At the end of our last post, we had managed to teach our bird to always flap. This simple goal took us quite a few hours of fiddling with the q learning and neural network parameters to realize what was causing it to fail (our state values were too large). Training the bird to beat the game is a much more complicated task that took us many more hours of experimentation. In this post we outline several failures, and a few successes.

We started out by training our bird using the default options set by the ConvnetJS library. The properties are outlined below:

temporal_window: 1
total_learning_steps: 100000
start_learn_threshold: 1000
learning_steps_burnin: 3000
learning_rate: 0.01
epsilon_min: 0.05
gamma: 0.8

We soon realized that we had a data problem. The bird wasn’t getting through the first pipe often enough for it to realize that this was a good thing. The default learning steps burnin was 3000 iterations, which means the number of times it actually made it through the pipe before switching to policy actions (1 - epsilon)% of the time was very low (quite possibly zero). Because our total learning steps was only 100k, the epsilon dropped quickly and the bird was only able to learn that not flapping would cause it to die. Therefore, our bird learned to always flap to the top, and then die once it hit the first pipe.

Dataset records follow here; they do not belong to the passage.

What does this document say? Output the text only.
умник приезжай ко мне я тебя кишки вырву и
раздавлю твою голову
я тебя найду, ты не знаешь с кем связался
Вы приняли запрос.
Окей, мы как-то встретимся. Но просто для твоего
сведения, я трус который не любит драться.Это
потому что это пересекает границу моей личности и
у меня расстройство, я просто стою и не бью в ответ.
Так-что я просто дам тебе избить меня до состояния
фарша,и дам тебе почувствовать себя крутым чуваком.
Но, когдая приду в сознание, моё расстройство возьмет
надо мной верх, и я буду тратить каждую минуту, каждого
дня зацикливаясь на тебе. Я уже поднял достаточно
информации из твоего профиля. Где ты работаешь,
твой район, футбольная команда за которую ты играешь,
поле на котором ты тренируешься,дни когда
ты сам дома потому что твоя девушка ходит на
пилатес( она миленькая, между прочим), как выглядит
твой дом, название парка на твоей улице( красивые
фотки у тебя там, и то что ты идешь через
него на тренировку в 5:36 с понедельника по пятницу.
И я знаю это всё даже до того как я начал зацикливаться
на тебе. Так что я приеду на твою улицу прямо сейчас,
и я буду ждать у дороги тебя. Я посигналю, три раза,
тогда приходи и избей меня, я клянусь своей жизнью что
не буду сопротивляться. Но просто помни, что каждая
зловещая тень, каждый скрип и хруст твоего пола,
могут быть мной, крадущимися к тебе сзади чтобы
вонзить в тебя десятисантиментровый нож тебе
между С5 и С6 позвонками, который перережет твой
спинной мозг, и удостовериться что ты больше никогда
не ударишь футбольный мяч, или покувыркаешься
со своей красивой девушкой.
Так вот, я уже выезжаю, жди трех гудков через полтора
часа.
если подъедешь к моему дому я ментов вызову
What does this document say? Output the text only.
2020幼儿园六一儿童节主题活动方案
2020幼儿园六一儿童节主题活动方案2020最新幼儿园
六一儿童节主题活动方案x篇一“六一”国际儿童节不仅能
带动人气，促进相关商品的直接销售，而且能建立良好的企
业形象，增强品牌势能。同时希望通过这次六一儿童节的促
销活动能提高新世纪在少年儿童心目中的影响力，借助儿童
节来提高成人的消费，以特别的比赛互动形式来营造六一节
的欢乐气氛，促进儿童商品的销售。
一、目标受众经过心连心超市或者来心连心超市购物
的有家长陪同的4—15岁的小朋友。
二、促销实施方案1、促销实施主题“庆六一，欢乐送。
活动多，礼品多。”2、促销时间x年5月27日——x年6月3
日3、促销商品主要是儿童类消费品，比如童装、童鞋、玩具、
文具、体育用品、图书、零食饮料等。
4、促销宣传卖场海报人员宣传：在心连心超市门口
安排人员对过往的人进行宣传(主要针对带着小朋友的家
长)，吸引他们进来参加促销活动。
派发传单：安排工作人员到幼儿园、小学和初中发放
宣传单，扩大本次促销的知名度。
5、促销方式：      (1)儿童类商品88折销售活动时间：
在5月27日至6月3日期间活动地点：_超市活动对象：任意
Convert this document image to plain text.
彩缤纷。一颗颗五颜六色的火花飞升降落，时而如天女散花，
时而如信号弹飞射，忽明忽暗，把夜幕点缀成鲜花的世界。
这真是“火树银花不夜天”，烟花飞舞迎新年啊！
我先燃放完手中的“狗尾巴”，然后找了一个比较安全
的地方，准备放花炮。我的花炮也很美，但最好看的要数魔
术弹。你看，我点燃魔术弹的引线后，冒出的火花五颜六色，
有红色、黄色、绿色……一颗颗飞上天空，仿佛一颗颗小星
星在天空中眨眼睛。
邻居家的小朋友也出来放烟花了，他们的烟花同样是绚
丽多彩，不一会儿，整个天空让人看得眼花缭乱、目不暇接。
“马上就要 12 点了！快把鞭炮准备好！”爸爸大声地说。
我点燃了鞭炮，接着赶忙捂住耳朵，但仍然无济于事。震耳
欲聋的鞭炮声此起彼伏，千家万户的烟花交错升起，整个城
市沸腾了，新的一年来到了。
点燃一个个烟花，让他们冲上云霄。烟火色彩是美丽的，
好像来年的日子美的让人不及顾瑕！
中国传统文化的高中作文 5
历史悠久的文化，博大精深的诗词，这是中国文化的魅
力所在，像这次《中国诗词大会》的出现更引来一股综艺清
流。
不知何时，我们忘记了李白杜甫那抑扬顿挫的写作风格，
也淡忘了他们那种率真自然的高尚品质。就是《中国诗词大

The reward model we were using was:

dead: -100
alive: 1

We tried many reward models and q learning parameters that were slight variations to the ones above, with the same results each time. Flappy only wanted to flap. After a couple days of frustration, we made some breakthroughs. The first was a bug in our state representation. We had been using the absolute value of the delta x and delta y between the bird in the next pipe, but this lost information about whether the bird was below or above the pipe. Fixing this did not solve our problem.

Our next win was an optimization to the game loop. Aaron, our resident Javascript master, was able to increase training speed by an order of magnitude by running multiple iterations of the training for every event loop. This gave us the ability to train much more rapidly and increase the total_learning_steps from ~100-300k to ~1-2m. We still did not see the bird flying through pipes.

We finally got some good learning behavior after rewarding heavily for making it through a pipe and not rewarding at all for being alive. Flying to the top and dying was no longer a good option. The video below shows the bird successfully making it through 47 pipes after being trained with the following parameters:

Brain

temporal_window: 3
total_learning_steps: 1000000
start_learn_threshold: 1000
learning_steps_burnin: 50000
learning_rate: 0.01
epsilon_min: 0.05
gamma: 0.7
var layer_defs = [
    {type:'input', out_sx:1, out_sy:1, out_depth: network_size},
    {type:'fc', num_neurons: 50, activation:'relu'},
    {type:'fc', num_neurons: 50, activation:'relu'},
    {type:'regression', num_neurons:num_actions},
]

State

state = [
    (pipe.x - bird.x) / Constants.GAME_WIDTH,
    pipe.y / Constants.GAME_HEIGHT,
    bird.y / Constants.GAME_HEIGHT,
]

Reward

dead: -0.5
just scored: 100
alive: 0

Video. 1: We taught it to fly!

The video is sped up to 8x time, because of some rendering inefficiencies.